The lifetime allowance is currently £ 1.0731 million. Normally, this would be linked to the inflation rate of the Consumer Price Index (CPI) so that it increases every year.
UK government ministers have now removed that link, freezing the allocation for the next five fiscal years until 2026.
This development particularly affects people near the end of their working life, with retirement on a not-so-distant horizon, whose retirement savings risk exceeding the ceiling in recent years.
The problem is that these excess savings lead to heavy tax penalties. You will pay 25% tax on the excess you collect as pension, or 55% if you take it as lump sum.

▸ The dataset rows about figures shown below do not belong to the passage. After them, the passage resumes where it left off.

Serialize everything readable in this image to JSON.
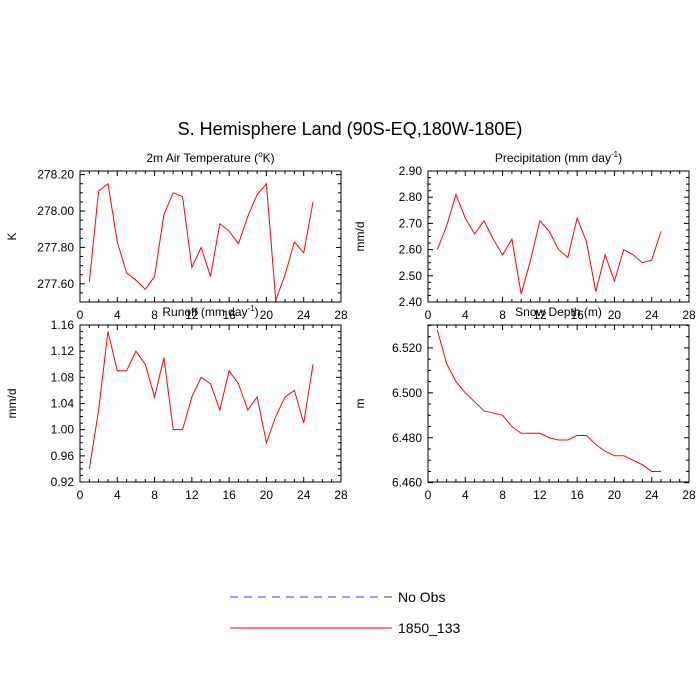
{
  "title": "S. Hemisphere Land (90S-EQ,180W-180E)",
  "colors": {
    "model": "#ff0000",
    "obs": "#3232ff",
    "axis": "#000000"
  },
  "legend": [
    {
      "label": "No Obs",
      "style": "dashed",
      "color": "#3232ff"
    },
    {
      "label": "1850_133",
      "style": "solid",
      "color": "#ff0000"
    }
  ],
  "chart_data": [
    {
      "type": "line",
      "title": "2m Air Temperature (°K)",
      "title_parts": {
        "pre": "2m Air Temperature (",
        "sup": "o",
        "post": "K)"
      },
      "ylabel": "K",
      "xlabel": "",
      "xlim": [
        0,
        28
      ],
      "xticks": [
        0,
        4,
        8,
        12,
        16,
        20,
        24,
        28
      ],
      "xtick_labels": [
        "0",
        "4",
        "8",
        "12",
        "16",
        "20",
        "24",
        "28"
      ],
      "ylim": [
        277.5,
        278.22
      ],
      "yticks": [
        277.6,
        277.8,
        278.0,
        278.2
      ],
      "ytick_labels": [
        "277.60",
        "277.80",
        "278.00",
        "278.20"
      ],
      "series": [
        {
          "name": "1850_133",
          "x": [
            1,
            2,
            3,
            4,
            5,
            6,
            7,
            8,
            9,
            10,
            11,
            12,
            13,
            14,
            15,
            16,
            17,
            18,
            19,
            20,
            21,
            22,
            23,
            24,
            25
          ],
          "values": [
            277.61,
            278.11,
            278.15,
            277.83,
            277.66,
            277.62,
            277.57,
            277.64,
            277.98,
            278.1,
            278.08,
            277.69,
            277.8,
            277.64,
            277.93,
            277.89,
            277.82,
            277.97,
            278.09,
            278.15,
            277.51,
            277.65,
            277.83,
            277.77,
            278.05
          ]
        }
      ]
    },
    {
      "type": "line",
      "title": "Precipitation (mm day-1)",
      "title_parts": {
        "pre": "Precipitation (mm day",
        "sup": "-1",
        "post": ")"
      },
      "ylabel": "mm/d",
      "xlabel": "",
      "xlim": [
        0,
        28
      ],
      "xticks": [
        0,
        4,
        8,
        12,
        16,
        20,
        24,
        28
      ],
      "xtick_labels": [
        "0",
        "4",
        "8",
        "12",
        "16",
        "20",
        "24",
        "28"
      ],
      "ylim": [
        2.4,
        2.9
      ],
      "yticks": [
        2.4,
        2.5,
        2.6,
        2.7,
        2.8,
        2.9
      ],
      "ytick_labels": [
        "2.40",
        "2.50",
        "2.60",
        "2.70",
        "2.80",
        "2.90"
      ],
      "series": [
        {
          "name": "1850_133",
          "x": [
            1,
            2,
            3,
            4,
            5,
            6,
            7,
            8,
            9,
            10,
            11,
            12,
            13,
            14,
            15,
            16,
            17,
            18,
            19,
            20,
            21,
            22,
            23,
            24,
            25
          ],
          "values": [
            2.6,
            2.69,
            2.81,
            2.72,
            2.66,
            2.71,
            2.64,
            2.58,
            2.64,
            2.43,
            2.56,
            2.71,
            2.67,
            2.6,
            2.57,
            2.72,
            2.63,
            2.44,
            2.58,
            2.48,
            2.6,
            2.58,
            2.55,
            2.56,
            2.67
          ]
        }
      ]
    },
    {
      "type": "line",
      "title": "Runoff (mm day-1)",
      "title_parts": {
        "pre": "Runoff (mm day",
        "sup": "-1",
        "post": ")"
      },
      "ylabel": "mm/d",
      "xlabel": "",
      "xlim": [
        0,
        28
      ],
      "xticks": [
        0,
        4,
        8,
        12,
        16,
        20,
        24,
        28
      ],
      "xtick_labels": [
        "0",
        "4",
        "8",
        "12",
        "16",
        "20",
        "24",
        "28"
      ],
      "ylim": [
        0.92,
        1.16
      ],
      "yticks": [
        0.92,
        0.96,
        1.0,
        1.04,
        1.08,
        1.12,
        1.16
      ],
      "ytick_labels": [
        "0.92",
        "0.96",
        "1.00",
        "1.04",
        "1.08",
        "1.12",
        "1.16"
      ],
      "series": [
        {
          "name": "1850_133",
          "x": [
            1,
            2,
            3,
            4,
            5,
            6,
            7,
            8,
            9,
            10,
            11,
            12,
            13,
            14,
            15,
            16,
            17,
            18,
            19,
            20,
            21,
            22,
            23,
            24,
            25
          ],
          "values": [
            0.94,
            1.03,
            1.15,
            1.09,
            1.09,
            1.12,
            1.1,
            1.05,
            1.11,
            1.0,
            1.0,
            1.05,
            1.08,
            1.07,
            1.03,
            1.09,
            1.07,
            1.03,
            1.05,
            0.98,
            1.02,
            1.05,
            1.06,
            1.01,
            1.1
          ]
        }
      ]
    },
    {
      "type": "line",
      "title": "Snow Depth (m)",
      "title_parts": {
        "pre": "Snow Depth (m)",
        "sup": "",
        "post": ""
      },
      "ylabel": "m",
      "xlabel": "",
      "xlim": [
        0,
        28
      ],
      "xticks": [
        0,
        4,
        8,
        12,
        16,
        20,
        24,
        28
      ],
      "xtick_labels": [
        "0",
        "4",
        "8",
        "12",
        "16",
        "20",
        "24",
        "28"
      ],
      "ylim": [
        6.4603,
        6.5302
      ],
      "yticks": [
        6.46,
        6.48,
        6.5,
        6.52
      ],
      "ytick_labels": [
        "6.460",
        "6.480",
        "6.500",
        "6.520"
      ],
      "series": [
        {
          "name": "1850_133",
          "x": [
            1,
            2,
            3,
            4,
            5,
            6,
            7,
            8,
            9,
            10,
            11,
            12,
            13,
            14,
            15,
            16,
            17,
            18,
            19,
            20,
            21,
            22,
            23,
            24,
            25
          ],
          "values": [
            6.528,
            6.513,
            6.505,
            6.5,
            6.496,
            6.492,
            6.491,
            6.49,
            6.485,
            6.482,
            6.482,
            6.482,
            6.48,
            6.479,
            6.479,
            6.481,
            6.481,
            6.477,
            6.474,
            6.472,
            6.472,
            6.47,
            6.468,
            6.465,
            6.465
          ]
        }
      ]
    }
  ]
}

This is designed to recoup the tax relief you receive on those savings.
“Punitive tax bills”
At Anderson Anderson & Brown Wealth (AAB Wealth), we are already seeing that many healthcare professionals and other professionals are cutting back their hours, or even retiring earlier than they would like, in order to avoid such punitive tax bills. .
We have also followed a second separate issue that blurs the lines around the future of retirement savings for surgeons, doctors, consultants and, indeed, all NHS and public sector workers.
Complex pension legislation has imposed new regulations for people in public sector plans, redrawing the thresholds between different age groups and the way their retirement savings are treated.
In the case of the NHS pension, it is divided into three sections and in each the savings benefits are calculated differently.
In the past, this meant that two people born two years apart could receive very different treatment, depending on their age.
“Play the long game and keep your cool to earn rewards”
The Circuit Court, taking two public sector pension schemes (judges and firefighters) as test cases, said the rules amount to age discrimination and need to be reformed.
Named after the Judges’ Pension Plan, it is now commonly referred to as the McCloud decision.
The government accepted the judgment, which would have affected only the two regimes mentioned above, but decided to apply the spirit of the judgment more widely and said all public sector plans would be reformed.
That’s good news, of course, but it leaves the NHS and other public sector workers ‘saving blind’ as the health service revises its plan to build a new, fairer system.
NHS workers, meanwhile, are confused as they don’t know what the detailed outcome of this review will be.
All they’ve been told is that the NHS is aiming for October 2023 as the date they will get clarification on the benefits.
André Dîne is a Director and Certified Financial Planner at AAB Wealth.